Passing a bronchoscope through artificial airways
M.L. SHTEINER1, 2, YU.I. BIKTAGIROV2, A.V. ZHESTKOV2, E.A. KORYMASOV2, E.P. KRIVOSHCHEKOV2, A.YU. KIBARDIN3, E.A. MAKOVA1, 4
1Samara City Hospital No. 4, Samara
2Samara State Medical University, Samara
3Samara Road Clinical Hospital of PZhD Open Corporation, Samara
4Samara Medical University «Reaviz», Samara
Contact details:
Shteyner M.L. — MD, Associate Professor of the Department of Surgery with the course of endoscopy, physician-endoscopist
Address: 89 Chapaevskaya St., Samara, Russian Federation, 443099, tel.: +7 (846) 260-33, e-mail:
The experience of 811 bronchoscopies (100%) was analysed in patients on artificial lung ventilation. The position of the intubation tube in the trachea during the procedure was assessed. In 78 cases (9,618%) there was an incorrect position of the intubation tube requiring correction. In 35 cases (4,316%), the intubation tube was displaced to the right main bronchus and as result, the left lung was not ventilated.
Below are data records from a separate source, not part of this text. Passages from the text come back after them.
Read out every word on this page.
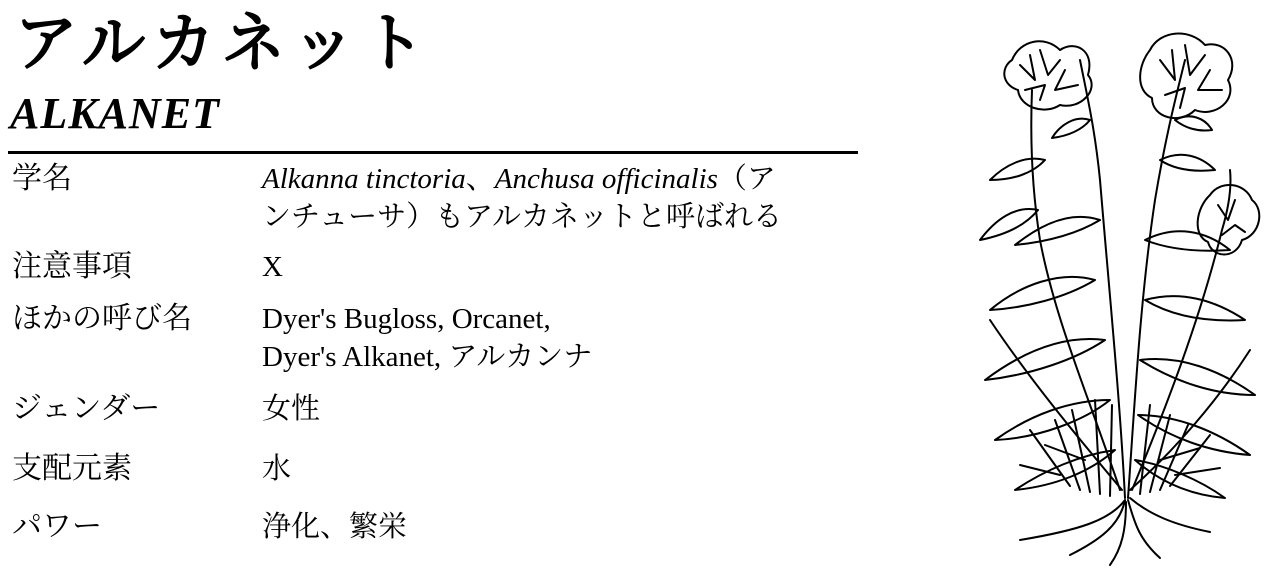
アルカネット
ALKANET
学名	Alkanna tinctoria、Anchusa officinalis（ア
ンチューサ）もアルカネットと呼ばれる
注意事項	X
ほかの呼び名 Dyer's Bugloss, Orcanet,
Dyer's Alkanet, アルカンナ
ジェンダー	女性
支配元素	水
パワー	浄化、繁栄
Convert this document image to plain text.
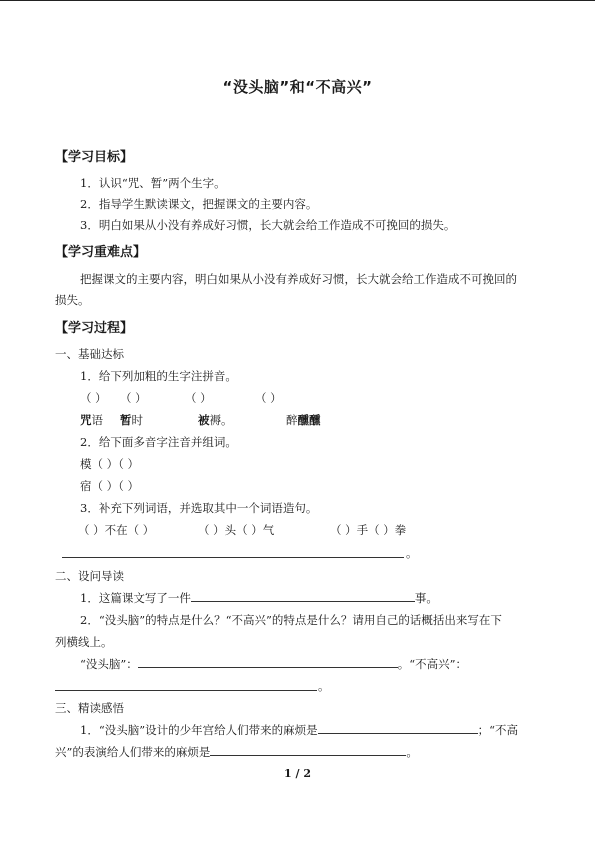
“没头脑”和“不高兴”
【学习目标】
1．认识“咒、暂”两个生字。
2．指导学生默读课文，把握课文的主要内容。
3．明白如果从小没有养成好习惯，长大就会给工作造成不可挽回的损失。
【学习重难点】
把握课文的主要内容，明白如果从小没有养成好习惯，长大就会给工作造成不可挽回的
损失。
【学习过程】
一、基础达标
1．给下列加粗的生字注拼音。
（ ） （ ）	（ ）	（ ）
咒语 暂时	被褥。	醉醺醺
2．给下面多音字注音并组词。
模（ ）（ ）
宿（ ）（ ）
3．补充下列词语，并选取其中一个词语造句。
（ ）不在（ ）	（ ）头（ ）气	（ ）手（ ）拳
。
二、设问导读
1．这篇课文写了一件	事。
2．“没头脑”的特点是什么？“不高兴”的特点是什么？请用自己的话概括出来写在下
列横线上。
“没头脑”：	。“不高兴”：
。
三、精读感悟
1．“没头脑”设计的少年宫给人们带来的麻烦是	；“不高
兴”的表演给人们带来的麻烦是	。
1 / 2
In the remaining cases, various ways of the incorrect position of the intubation tube above the tracheal bifurcation carina were noted. As a recommendation, endoscopic criteria of the correct position of the intubation tube are suggested. For timely diagnostics and correction of such disturbances, it is recommended to perform obligatory bronchoscopic monitoring.
Key words: bronchoscope, bronchoscopy, artificial airway, artificial lung ventilation, intubation tubes.